I wrote this article at the close of 2010, a time when many of us were taking stock of our blessings and making New Year’s resolutions. For me, it’s also a time when I look at the self-storage industry and think about what looms ahead legally for the upcoming year. Using David Letterman’s famous “top 10” format, I offer up the top five legal threats faced by every self-storage operator in 2011. I start with number five and work my way to the leading menace. Don’t jump ahead and peek!
Legal Threat No. 5: Selling the Unit of a Tenant in Active Military Service
Many operators still don’t know or understand the requirements of the Servicemembers Civil Relief Act (SCRA), formerly called the Soldiers’ and Sailors’ Civil Relief Act. Many still don’t have a question in their lease agreement that asks about military-service status. At a minimum, this lets you know whether to check if a tenant is still in the military, or worse, stationed overseas, before you enforce your lien rights.
SCRA is a federal law that requires you to know about the military service of your tenants. The statute protects you if someone lies and tells you he isn’t in the service when he actually is. However, it doesn’t allow you to bury your head in the sand, forego asking about military service, and then claim no knowledge.

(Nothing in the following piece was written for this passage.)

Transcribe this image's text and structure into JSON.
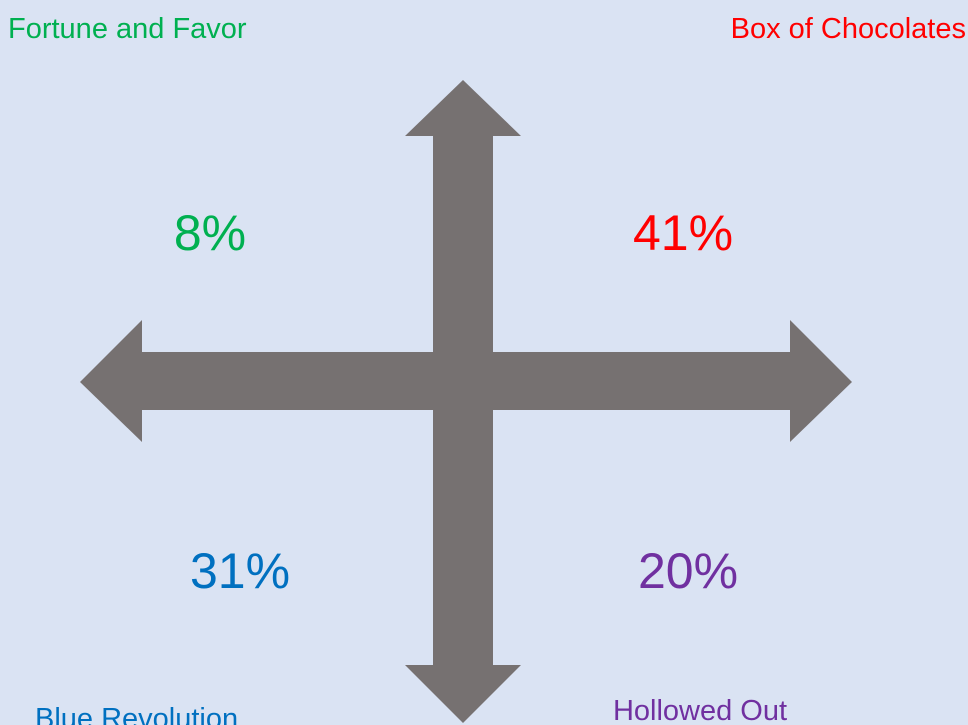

There are two large problems with SCRA violation. First, you’ve broken a federal law, which comes with civil and possibly criminal penalties. Second, you have on your hands a public-relations nightmare once you’re identified by the media and the public as an operator who sold the goods of a soldier overseas. This might be worse for your business than the potential of going to prison.
If you don’t understand SCRA requirements, particularly if you’re not even asking about military service on your rental agreement, make the change today. This threat is too big and risky to ignore.
While those with facilities nearby military bases will probably laugh at this one, I’ve had several owners tell me they simply have their military-personnel tenants waive their SCRA rights. I’ve looked for a provision that allows you to get a waiver of rights under SCRA and have yet to find one. I’ve asked people in the military whether these rights can be waived, and they laugh at me. Until someone shows you where in the law a service member can waive his rights under SCRA, I don’t think you can. Regardless, don’t take the chance.
Legal Threat No. 4: Bankruptcy
In No. 5 I made no prediction about the number of brave men and women who will be serving overseas in 2011 and beyond. I will now make another bold prediction, but an easy one, about bankruptcies: The number of your tenants filing bankruptcy will skyrocket between now and 2012.
How can I say such a thing? If you remember, bankruptcy reform went into effect in October 2005. There was about a year’s advanced notice that reform was coming, and the rumor was that Chapter 7 bankruptcies were probably going to go away or be impossible to file. Therefore, everyone who even thought about filing bankruptcy did so before the Bankruptcy Reform Act of 2005 went into effect. You can only file one Chapter 7 bankruptcy every seven years, and we’re coming to the end of the seven-year cycle in which everyone rushed to file.
It turns out Chapter 7 didn’t go away, and even after the Reform Act, the number of Chapter 7s filed has continued to grow. There’s a gigantic crop of people coming up on their seven-year filing anniversary that you’ll find are poised and ready to file again. These are your tenants.
If you don’t understand your obligations under the bankruptcy law, now’s the time to get educated about what you can and cannot do if your tenant files. It’s my experience that operators who hadn’t seen a bankrupt tenant until the last three or four years are now seeing several. Facilities that once had several bankruptcies are now seeing many. That number is going to skyrocket over the next few years. Everyone is going to have a bankrupt tenant.
The problem with bankruptcy is it’s sort of written like Alice’s Adventures in Wonderland. Anything that would seem right or make sense to you is the opposite under bankruptcy law. It’s easy―almost too easy―to accidentally violate bankruptcy laws because you proceeded in a logical manner rather than what’s required under the code.